Alors que l’on se focalise sur Vladimir Poutine, l’Ukraine est au bord de la guerre civile. Plusieurs scénarios sont désormais possibles.
Dans l’un d’eux, des régions proclament unilatéralement leur indépendance dans le Sud et l’Est, le gouvernement de Kiev s’emploie à réduire par la force et au plus vite ces « groupes terroristes ». Le pays bascule dans la guerre civile, la Russie et, plus discrètement, les Etats-Unis interviennent dans le conflit.

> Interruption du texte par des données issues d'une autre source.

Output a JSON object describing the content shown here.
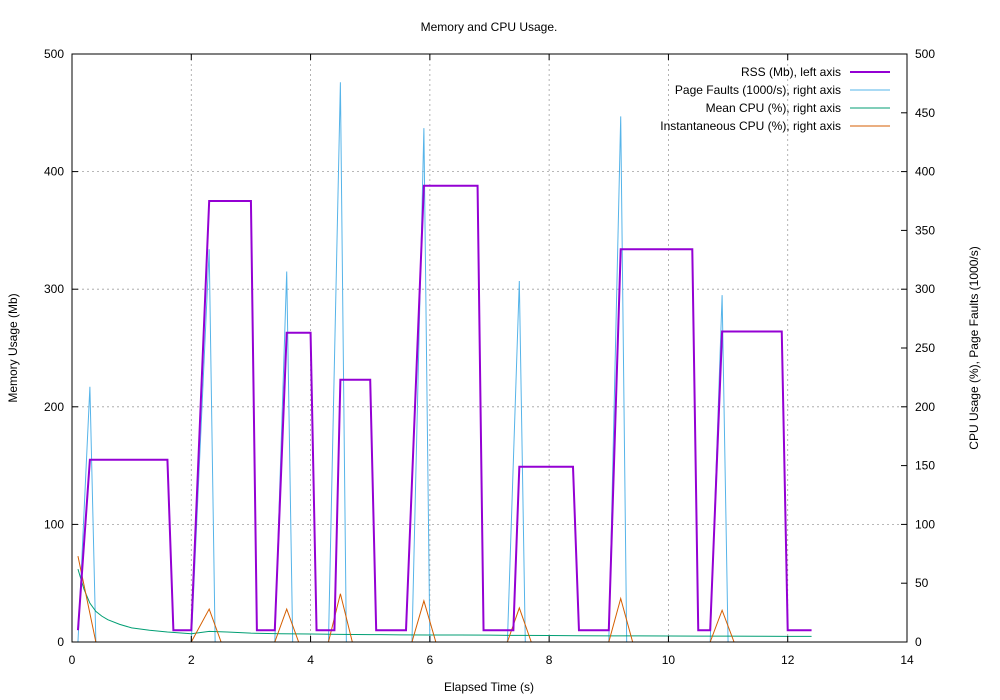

Dans une version extrême, les provinces rebelles se joignent à la Russie qui réalisent ainsi son projet de Grande Russie jusqu’à la Transnistrie.
Dans un autre scénario, et en admettant que les groupes les plus extrémistes les écoutent, Russes et Occidentaux s’entendent pour peser sur les acteurs locaux et limiter la violence. Dans un deuxième temps, il sera nécessaire de repenser les institutions dans le sens d’un plus grand respect des régions, c’est-à-dire probablement une forme de fédéralisme, et dans celui d’une bien meilleure gouvernance.
En préalable de tout, il paraît indispensable de proclamer ouvertement que l’Union européenne et l’OTAN n’accepteront jamais l’Ukraine comme membre. Dans tous les cas, la crise ukrainienne va durer et sa gestion va influer grandement sur l’avenir de l’Europe.